Why you NEED to Segment Network Traffic by Lifecycle (Cloud Security)
eliminate risk vectors and harden your security posture
hello avatars, today i am going to briefly cover the importance of network traffic segmentation, and why it should be by lifecycle. Network traffic segmentation is an important part of your security posture in the cloud.
Cloud Security with Network Segmentation
Virtually every firm has multiple environments or lifecycles in which they operate. One example could be development or test where developers work on their features in isolation, acceptance user testing (UAT) in which users provide feedback, and production where the live version that customers use is running. At this point you should see a clear need on why having multiple lifecycles is helpful.
Let’s think of a scenario where a hacker or malicious actor has gained access to a development or UAT machine or gained access to a IAM role in a lower lifecycle. This actor could then begin probing production systems looking for sensitive data or other malicious activity. There are multiple risk vectors here, and we want to reduce those where possible.
Generally from a network perspective, you really only want to connect things that *NEED* to be connected. Do not create pathways that are not needed, you are just opening up attack vectors and increasing risk due to laziness. You want to highly restrict network traffic that goes across lifecycles.

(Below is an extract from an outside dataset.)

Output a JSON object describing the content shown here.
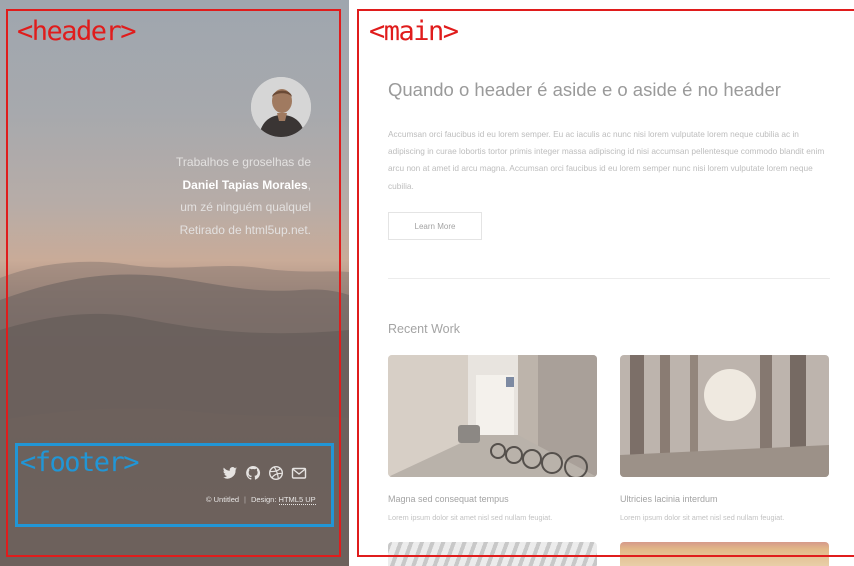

Where Cross Lifecyle is Needed
there are certain use cases where cross lifecycle traffic would need to be permitted. Shared Service type applications would fit this use case. Services like CI/CD tools, observability tools, SSO provider, or API gateway, etc. These are services where all teams consume the production version.
The best practice to use these services while also minimizing risk, is to group these services into a Shared Service account and make the required IAM and network changes to allow this type of traffic. For example, you could specific route tables that allow for cross lifecycle connection.
Implement Network Lifecycle Segmentation
Best practice is to implement route tables in your Transit Gateway to drop inter-lifecycle traffic. If there is no route for this traffic the eventually expire and be dropped. If you do not have a Transit Gateway you can implement similar with route tables and VPC peering.
Another implementation that can work but is not recommended is through NACLs by rejecting the CIDR range of different lifecycles, either on egress or ingress. NACLs can be very tricky as there is a semi-hard limit from AWS. It is not best practice to manage this through NACLs as the overhead can get tricky, and become a time sink.